12. \(f(z)=\frac{z^4}{\sin z}\) 

Solution:

Numerator: zero of order \(4\) at \(z=4\)

Denominator: zero of order \(1\) at \(n\pi\)

So, at \(z=0\) zero of order \(3\)

and at \(z=n\pi\) pole of order \(1\).

13. \(f(z)=\sin \frac{1}{z}\)

Solution:

essential singularity at \(z=0\)

14. \(f(z)=\frac{1-\cot z}{z}\)

Solution:

zero of order \(1\) at \(2\pi +\frac{\pi}{4}\)

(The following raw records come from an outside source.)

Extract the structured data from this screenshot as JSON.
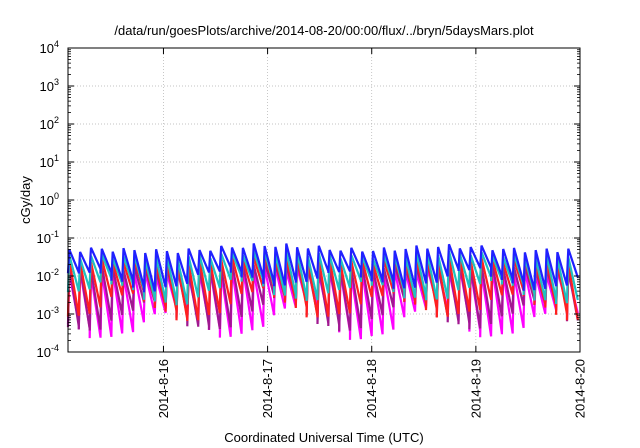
{
  "chart_data": {
    "type": "line",
    "title": "/data/run/goesPlots/archive/2014-08-20/00:00/flux/../bryn/5daysMars.plot",
    "xlabel": "Coordinated Universal Time (UTC)",
    "ylabel": "cGy/day",
    "x_range": [
      "2014-08-15 02:00",
      "2014-08-20 00:00"
    ],
    "x_ticks": [
      "2014-8-16",
      "2014-8-17",
      "2014-8-18",
      "2014-8-19",
      "2014-8-20"
    ],
    "y_scale": "log",
    "y_range": [
      0.0001,
      10000
    ],
    "y_ticks": [
      {
        "base": "10",
        "exp": "-4"
      },
      {
        "base": "10",
        "exp": "-3"
      },
      {
        "base": "10",
        "exp": "-2"
      },
      {
        "base": "10",
        "exp": "-1"
      },
      {
        "base": "10",
        "exp": "0"
      },
      {
        "base": "10",
        "exp": "1"
      },
      {
        "base": "10",
        "exp": "2"
      },
      {
        "base": "10",
        "exp": "3"
      },
      {
        "base": "10",
        "exp": "4"
      }
    ],
    "grid": true,
    "cycle_hours": 2.5,
    "series": [
      {
        "color": "#ff00ff",
        "peak": 0.0105,
        "trough": 0.00028
      },
      {
        "color": "#a01890",
        "peak": 0.0145,
        "trough": 0.00045
      },
      {
        "color": "#ff2020",
        "peak": 0.021,
        "trough": 0.00085
      },
      {
        "color": "#20c0c0",
        "peak": 0.028,
        "trough": 0.0022
      },
      {
        "color": "#2020ff",
        "peak": 0.042,
        "trough": 0.0048
      }
    ]
  }
}
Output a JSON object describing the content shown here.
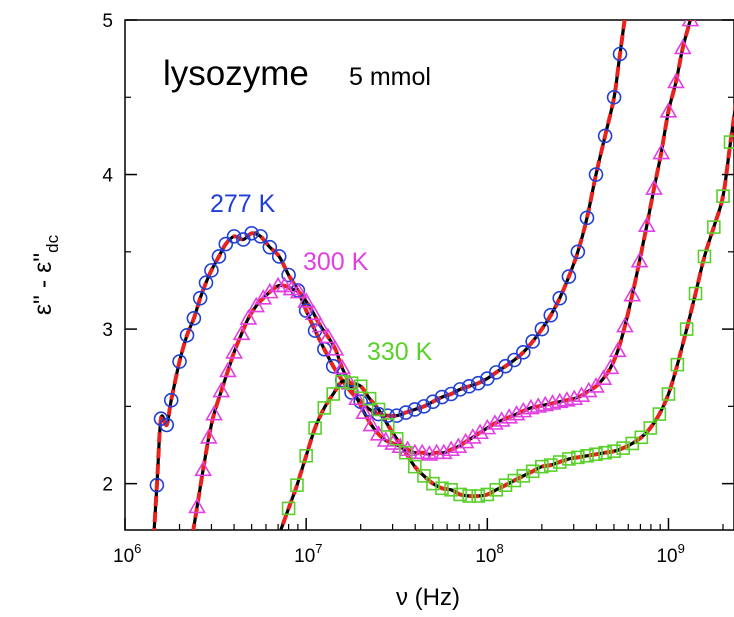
{
  "chart_data": {
    "type": "scatter",
    "title": "lysozyme",
    "title_note": "5 mmol",
    "xlabel": "ν (Hz)",
    "ylabel": "ε\" - ε\"dc",
    "ylabel_sub": "dc",
    "x_scale": "log",
    "xlim": [
      1000000,
      2300000000
    ],
    "ylim": [
      1.7,
      5.0
    ],
    "x_ticks": [
      {
        "value": 1000000,
        "base": "10",
        "exp": "6"
      },
      {
        "value": 10000000,
        "base": "10",
        "exp": "7"
      },
      {
        "value": 100000000,
        "base": "10",
        "exp": "8"
      },
      {
        "value": 1000000000,
        "base": "10",
        "exp": "9"
      }
    ],
    "y_ticks": [
      2,
      3,
      4,
      5
    ],
    "grid": false,
    "fit_line_colors": {
      "model_a": "#000000",
      "model_b": "#e8231e"
    },
    "series": [
      {
        "name": "277 K",
        "marker": "circle",
        "color": "#1f3fd6",
        "x": [
          1500000,
          1580000,
          1700000,
          1800000,
          2000000,
          2200000,
          2400000,
          2600000,
          2800000,
          3000000,
          3300000,
          3600000,
          4000000,
          4500000,
          5000000,
          5600000,
          6300000,
          7100000,
          8000000,
          9000000,
          10000000,
          11200000,
          12600000,
          14100000,
          15800000,
          17800000,
          20000000,
          22400000,
          25100000,
          28200000,
          31600000,
          35500000,
          39800000,
          44700000,
          50100000,
          56200000,
          63100000,
          70800000,
          79400000,
          89100000,
          100000000,
          112000000,
          126000000,
          141000000,
          158000000,
          178000000,
          200000000,
          224000000,
          251000000,
          282000000,
          316000000,
          355000000,
          398000000,
          447000000,
          501000000,
          540000000
        ],
        "y": [
          1.99,
          2.42,
          2.38,
          2.54,
          2.79,
          2.96,
          3.07,
          3.2,
          3.3,
          3.38,
          3.47,
          3.55,
          3.6,
          3.58,
          3.62,
          3.6,
          3.53,
          3.47,
          3.35,
          3.25,
          3.12,
          2.99,
          2.87,
          2.76,
          2.67,
          2.59,
          2.53,
          2.48,
          2.45,
          2.44,
          2.44,
          2.46,
          2.48,
          2.5,
          2.53,
          2.56,
          2.58,
          2.61,
          2.63,
          2.65,
          2.68,
          2.72,
          2.76,
          2.8,
          2.85,
          2.92,
          3.0,
          3.09,
          3.2,
          3.34,
          3.5,
          3.72,
          4.0,
          4.25,
          4.5,
          4.78
        ]
      },
      {
        "name": "300 K",
        "marker": "triangle",
        "color": "#e23fe2",
        "x": [
          2500000,
          2700000,
          2900000,
          3100000,
          3400000,
          3700000,
          4000000,
          4400000,
          4800000,
          5300000,
          5800000,
          6300000,
          7000000,
          7600000,
          8300000,
          9100000,
          10000000,
          11000000,
          12000000,
          13200000,
          14500000,
          15800000,
          17400000,
          19100000,
          20900000,
          22900000,
          25100000,
          27500000,
          30200000,
          33100000,
          36300000,
          39800000,
          43700000,
          47900000,
          52500000,
          57500000,
          63100000,
          69200000,
          75900000,
          83200000,
          91200000,
          100000000,
          110000000,
          120000000,
          132000000,
          145000000,
          158000000,
          174000000,
          191000000,
          209000000,
          229000000,
          251000000,
          275000000,
          302000000,
          331000000,
          363000000,
          398000000,
          437000000,
          479000000,
          525000000,
          575000000,
          631000000,
          692000000,
          759000000,
          832000000,
          912000000,
          1000000000,
          1100000000,
          1200000000,
          1320000000
        ],
        "y": [
          1.85,
          2.09,
          2.3,
          2.45,
          2.6,
          2.73,
          2.85,
          2.97,
          3.07,
          3.15,
          3.2,
          3.24,
          3.28,
          3.28,
          3.26,
          3.24,
          3.18,
          3.1,
          3.02,
          2.95,
          2.87,
          2.75,
          2.65,
          2.55,
          2.46,
          2.38,
          2.32,
          2.28,
          2.26,
          2.24,
          2.22,
          2.2,
          2.2,
          2.19,
          2.2,
          2.2,
          2.22,
          2.24,
          2.27,
          2.3,
          2.33,
          2.36,
          2.39,
          2.41,
          2.43,
          2.45,
          2.47,
          2.49,
          2.5,
          2.51,
          2.52,
          2.53,
          2.54,
          2.55,
          2.57,
          2.6,
          2.63,
          2.68,
          2.75,
          2.86,
          3.02,
          3.22,
          3.44,
          3.67,
          3.91,
          4.14,
          4.41,
          4.6,
          4.82,
          5.0
        ]
      },
      {
        "name": "330 K",
        "marker": "square",
        "color": "#5ad12a",
        "x": [
          8000000,
          8900000,
          10000000,
          11200000,
          12600000,
          14100000,
          15800000,
          17800000,
          20000000,
          22400000,
          25100000,
          28200000,
          31600000,
          35500000,
          39800000,
          44700000,
          50100000,
          56200000,
          63100000,
          70800000,
          79400000,
          89100000,
          100000000,
          112000000,
          126000000,
          141000000,
          158000000,
          178000000,
          200000000,
          224000000,
          251000000,
          282000000,
          316000000,
          355000000,
          398000000,
          447000000,
          501000000,
          562000000,
          631000000,
          708000000,
          794000000,
          891000000,
          1000000000,
          1120000000,
          1260000000,
          1410000000,
          1580000000,
          1780000000,
          2000000000,
          2200000000
        ],
        "y": [
          1.84,
          1.99,
          2.18,
          2.36,
          2.49,
          2.58,
          2.66,
          2.65,
          2.63,
          2.55,
          2.48,
          2.38,
          2.29,
          2.2,
          2.11,
          2.05,
          2.0,
          1.97,
          1.96,
          1.93,
          1.92,
          1.92,
          1.93,
          1.96,
          1.99,
          2.02,
          2.05,
          2.08,
          2.11,
          2.12,
          2.14,
          2.16,
          2.17,
          2.18,
          2.19,
          2.2,
          2.21,
          2.23,
          2.26,
          2.3,
          2.36,
          2.45,
          2.58,
          2.77,
          3.0,
          3.23,
          3.47,
          3.66,
          3.86,
          4.21
        ]
      }
    ]
  }
}
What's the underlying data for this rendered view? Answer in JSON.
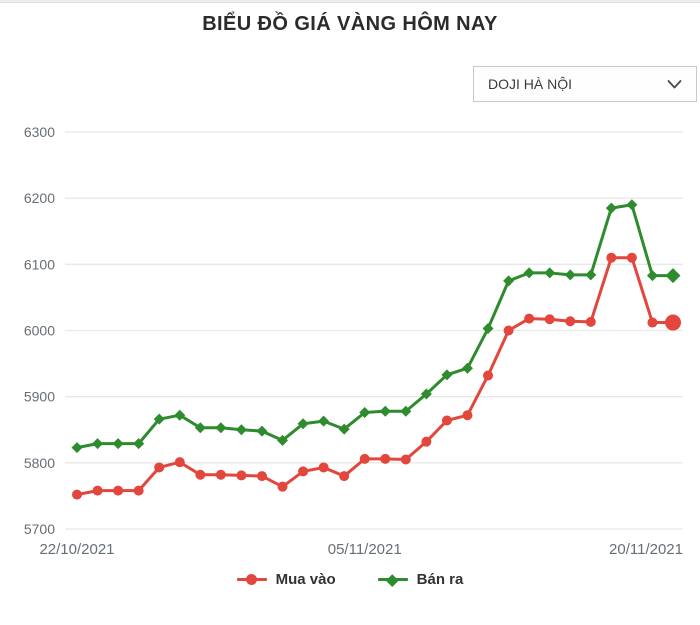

and pole of order \(1\) at \(0\)

15. \(f(z)=cos^3 z\)

Solution: 

zero of order \(3\) at \((2n+1)\frac{\pi}{2}\)

16. \(f(z)= \frac{(\pi-2)(z^4-3z^2)}{\sin^2 z}\)

Solution:

At \(z=0\) numerator has zero of order \(3\)

and denominator has zero of order \(2\)

so, \(f(z)\) has zero of order 1 at this point.

At \(z=\pi)\)  numerator has zero of order \(1\)

and denominator has zero of order \(2\)

so, \(f(z)\) has pole of order 1 at this point.

now let look \(1/f(z)\)

\(1/f(z)=\frac{\sin^2z}{(\pi-z)(z^4-z^2)}\)
and this function has essential singularity at \(z=0\).

so, \(f(z)\) has essential singularity at \(z=\infty\).